Founding Board Chair

1997–1999

Issaquah, WA

Dale grew up in a small logging town in western Washington. Recreation activities included walking the trails along the rivers and in the old-growth forests. He enjoyed fishing with his father and has vivid memories of sitting in class and looking out the window at Mt. Rainier. He was struck early in life with the devastation of natural resources that gave the region its importance and beauty. Those early years provided the segue into majoring in fish and wildlife at Oregon State University. His career was recognized by the university and Dale was awarded the “Distinguished Graduate” title in 2010. During his tenure at the university, he was employed in a range of positions from fisheries enforcement in southeastern Alaska to working at a game farm in Oregon and doing downstream migration studies of salmon in Washington.

Dale served as Assistant Curator, Curator, and Executive Director of the Sacramento Junior Museum of Natural Sciences, a small non-profit museum. His focus was directed toward educating children on the value of our natural resources and the need for their protection.

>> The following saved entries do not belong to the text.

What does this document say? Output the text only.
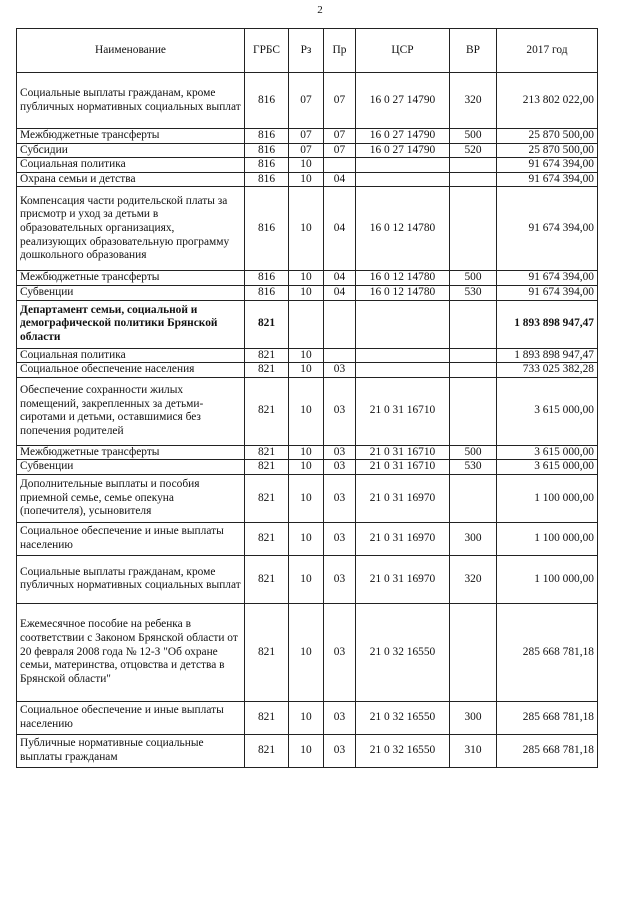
2
Наименование	ГРБС	Рз	Пр	ЦСР	ВР	2017 год
Социальные выплаты гражданам, кроме публичных нормативных социальных выплат	816	07	07	16 0 27 14790	320	213 802 022,00
Межбюджетные трансферты	816	07	07	16 0 27 14790	500	25 870 500,00
Субсидии	816	07	07	16 0 27 14790	520	25 870 500,00
Социальная политика	816	10				91 674 394,00
Охрана семьи и детства	816	10	04			91 674 394,00
Компенсация части родительской платы за присмотр и уход за детьми в образовательных организациях, реализующих образовательную программу дошкольного образования	816	10	04	16 0 12 14780		91 674 394,00
Межбюджетные трансферты	816	10	04	16 0 12 14780	500	91 674 394,00
Субвенции	816	10	04	16 0 12 14780	530	91 674 394,00
Департамент семьи, социальной и демографической политики Брянской области	821					1 893 898 947,47
Социальная политика	821	10				1 893 898 947,47
Социальное обеспечение населения	821	10	03			733 025 382,28
Обеспечение сохранности жилых помещений, закрепленных за детьми-сиротами и детьми, оставшимися без попечения родителей	821	10	03	21 0 31 16710		3 615 000,00
Межбюджетные трансферты	821	10	03	21 0 31 16710	500	3 615 000,00
Субвенции	821	10	03	21 0 31 16710	530	3 615 000,00
Дополнительные выплаты и пособия приемной семье, семье опекуна (попечителя), усыновителя	821	10	03	21 0 31 16970		1 100 000,00
Социальное обеспечение и иные выплаты населению	821	10	03	21 0 31 16970	300	1 100 000,00
Социальные выплаты гражданам, кроме публичных нормативных социальных выплат	821	10	03	21 0 31 16970	320	1 100 000,00
Ежемесячное пособие на ребенка в соответствии с Законом Брянской области от 20 февраля 2008 года № 12-З "Об охране семьи, материнства, отцовства и детства в Брянской области"	821	10	03	21 0 32 16550		285 668 781,18
Социальное обеспечение и иные выплаты населению	821	10	03	21 0 32 16550	300	285 668 781,18
Публичные нормативные социальные выплаты гражданам	821	10	03	21 0 32 16550	310	285 668 781,18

He worked as a state park ranger in the California Redwoods and then was hired as a Recreation Planner for the California Department of Water Resources. The Sacramento District, Army Corps of Engineers, then initiated a park planning function and hired Dale as Chief of Recreation Planning. Later, he moved to the Ohio River Division, Corps of Engineers, as Chief of Environmental Planning and was subsequently selected as the first Chief of Recreation and Natural Resource Management for the Office of the Chief of Engineers in Washington, DC managing recreation and related resources at over 400 reservoirs.

Dale was subsequently selected for the prestigious American Political Science Association Congressional Fellowship Program where he worked for Senator Dale Bumpers and on the staff of the National Parks Subcommittee chaired by Congressman Phillip Burton.  He was offered full-time employment after the fellowship, and when Bruce Vento assumed Chairmanship of the Subcommittee, he appointed Dale as Chief of Staff where Dale served an additional seven years in that capacity. 

Upon Dale’s retirement, Bruce Vento wrote in the Congressional Record:“Dale has been a leader, an innovator, a counselor, friend and educator for me and other Members of Congress and to numerous staff in both House and Senate. With his guidance, the subcommittee enacted more than 100 measures in the 100th Congress. Dale’s efforts took on special meaning during recent years in the establishment of two magnificent national parks, Great Basin National Park in Nevada and our most recent national park in American Samoa…Throughout his service in natural resources roles,…Dale Crane’s vision of our Nation’s natural resources has been forward looking to ensure these resources would be conserved and preserved today for American generations tomorrow.”

After retiring, Dale and his wife moved back to the Seattle area where he enjoys fishing, birding, and hiking in the beautiful Northwest and has served on the Advisory Committee for the National Park of American Samoa, Treasurer for the Seattle Institute for Cardiac Research, The Issaquah Park Board and as a volunteer at the Issaquah Salmon Hatchery.